Решил с Еленой развестись, она не понимала, чего ему не хватает, а он объяснял, что чувствует себя так, будто по нему каток прокатился. Над плоской степью ветер легко выдувает кислород, дышать нечем, он задыхается. Ну и черт с тобой, задыхается он, если думаешь, что я уеду к родителям, ошибаешься, убирайся сам. Перебрался к родителям, а в июне вдвоем с Зоей поселились на песчаном пляже. Присмотрели вагончик, оставленный строителями, немного заплатили сторожу туристической базы, потом расплачивались вином, Зоя доставала его почти даром. Что строили и почему не увезли вагончик, Петр так и не понял. В море не плавал, чтобы не набрать воды в уши, лежал на песке под зонтом с утра до ночи, порой и с ночи до утра.
Наступил июль, днем в вагончике было душно, металл нагревался на солнце, как в мартеновской печи. Ночью не намного лучше, чуть-чуть тянуло прохладой со стороны моря, но внутри металлического короба не чувствовалось. Ложились на дощатый пол, сон прерывался из-за кошек, казалось, набегали со всей округи, прыгали на их тела, ничего не боялись.
Зоя просыпалась под кошачьи вопли, будила его, и они занимались сексом. Вагончик раскачивался, он опасался, что подпорки не выдержат, и они скатятся в море.
Когда она была рядом, он ни о чем не думал, смотрел на ее загорелое тело в красном купальнике, вспоминал предыдущую ночь и с нетерпением ждал следующую.

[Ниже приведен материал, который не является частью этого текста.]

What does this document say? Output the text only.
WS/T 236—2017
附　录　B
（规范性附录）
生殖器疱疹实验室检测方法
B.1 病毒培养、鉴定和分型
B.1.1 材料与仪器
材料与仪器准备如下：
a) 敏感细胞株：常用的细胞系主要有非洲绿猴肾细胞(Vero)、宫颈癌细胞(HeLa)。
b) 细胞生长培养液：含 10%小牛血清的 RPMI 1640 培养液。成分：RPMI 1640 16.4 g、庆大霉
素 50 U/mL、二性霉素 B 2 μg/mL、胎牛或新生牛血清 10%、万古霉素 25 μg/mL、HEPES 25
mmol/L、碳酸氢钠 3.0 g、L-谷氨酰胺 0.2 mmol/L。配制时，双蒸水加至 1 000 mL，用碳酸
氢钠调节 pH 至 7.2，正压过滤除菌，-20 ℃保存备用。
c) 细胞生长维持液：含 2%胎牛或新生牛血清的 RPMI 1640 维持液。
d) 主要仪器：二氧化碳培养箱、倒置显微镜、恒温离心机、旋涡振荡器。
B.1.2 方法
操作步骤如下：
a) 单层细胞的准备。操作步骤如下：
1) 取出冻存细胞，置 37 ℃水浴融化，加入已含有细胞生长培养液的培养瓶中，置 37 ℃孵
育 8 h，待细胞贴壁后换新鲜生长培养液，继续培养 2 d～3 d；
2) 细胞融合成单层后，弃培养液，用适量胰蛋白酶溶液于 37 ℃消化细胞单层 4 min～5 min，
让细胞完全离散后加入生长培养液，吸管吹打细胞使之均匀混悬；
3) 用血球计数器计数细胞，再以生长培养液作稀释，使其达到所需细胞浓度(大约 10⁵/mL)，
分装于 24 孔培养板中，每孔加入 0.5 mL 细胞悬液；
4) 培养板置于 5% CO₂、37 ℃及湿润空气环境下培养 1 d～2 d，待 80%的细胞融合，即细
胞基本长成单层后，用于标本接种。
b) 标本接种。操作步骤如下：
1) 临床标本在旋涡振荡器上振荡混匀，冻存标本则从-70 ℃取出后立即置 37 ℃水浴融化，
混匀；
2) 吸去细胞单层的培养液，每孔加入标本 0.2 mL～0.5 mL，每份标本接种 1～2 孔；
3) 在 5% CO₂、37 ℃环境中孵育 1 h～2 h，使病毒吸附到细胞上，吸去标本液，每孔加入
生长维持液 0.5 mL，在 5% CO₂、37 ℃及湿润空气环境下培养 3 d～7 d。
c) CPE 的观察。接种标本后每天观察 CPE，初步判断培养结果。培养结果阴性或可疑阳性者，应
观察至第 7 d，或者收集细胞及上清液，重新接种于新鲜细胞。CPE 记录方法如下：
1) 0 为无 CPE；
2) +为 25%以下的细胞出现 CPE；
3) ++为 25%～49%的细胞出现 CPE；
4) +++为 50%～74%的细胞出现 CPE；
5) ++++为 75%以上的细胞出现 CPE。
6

На их пляж отдыхающие забредали редко, со стороны турбазы надо было пройти по узкой тропинке над обрывом. А дальше на много километров виноградники. За два месяца, что он тут жил (в июне Зоя приезжала вечером после работы, а июль - законный отпуск), чужих на пляже можно перечислить на пальцах одной руки.
Он понимал, что с наступающей глухотой заниматься музыкой не сможет, надо искать другую работу. У него идей не было, Зоя советовала, на стройку всегда нужны рабочие, медкомиссию прийдет, у нее все схвачено.
Ей хотелось, чтобы он ушел к ней, он колебался, бросить дом, родителей был не готов, оставлять их с Еленой небезопасно для их здоровья, к тому же она могла себе найти мужчину, и вроде кто-то приходил в гости, видели соседи.
Периодически возникала боль в правом ухе, накатывала, достигала пика, все, предел терпению, Зоя давала таблетку, повязывала платок, он клал голову ей на колени, боль утихала, "Ты моя любимая на веки вечные", - шептал он, а она смахивала слезы.
Когда задувал южак, ломило шею, челюсть, всю правую половину головы, пил цитрамон, как и Зоя и мать тоже - универсальное лекарство от головной боли.
В августе Зоя вышла из отпуска, рано уезжала и приезжала, когда уже стемнело, светила только луна, он с фонариком шел на остановку ее встречать. Перед этим окунался в море вместо душа. Однажды, в сумерки, пару раз окунулся, стараясь, чтобы в уши не попала вода, повернул к берегу и краем глаза увидел что-то темное, похожее на змею, она преследовала его, выскочил на берег и оглянулся, если и была змея, то успела нырнуть. На следующее утро вошел в воду в том же месте и, возвращаясь, боковым зрением снова увидел змею. Когда успокоился, подумал, возможно, при закате так воспринимается гребень волны, потому что находится на границе света и тени. Но если предположить, что это не игра света и тени, а змея с ее гладким телом, то ее движение связано с волной и ее скоростью. Он стал входить в воду только по щиколотку, так и бродил вдоль берега.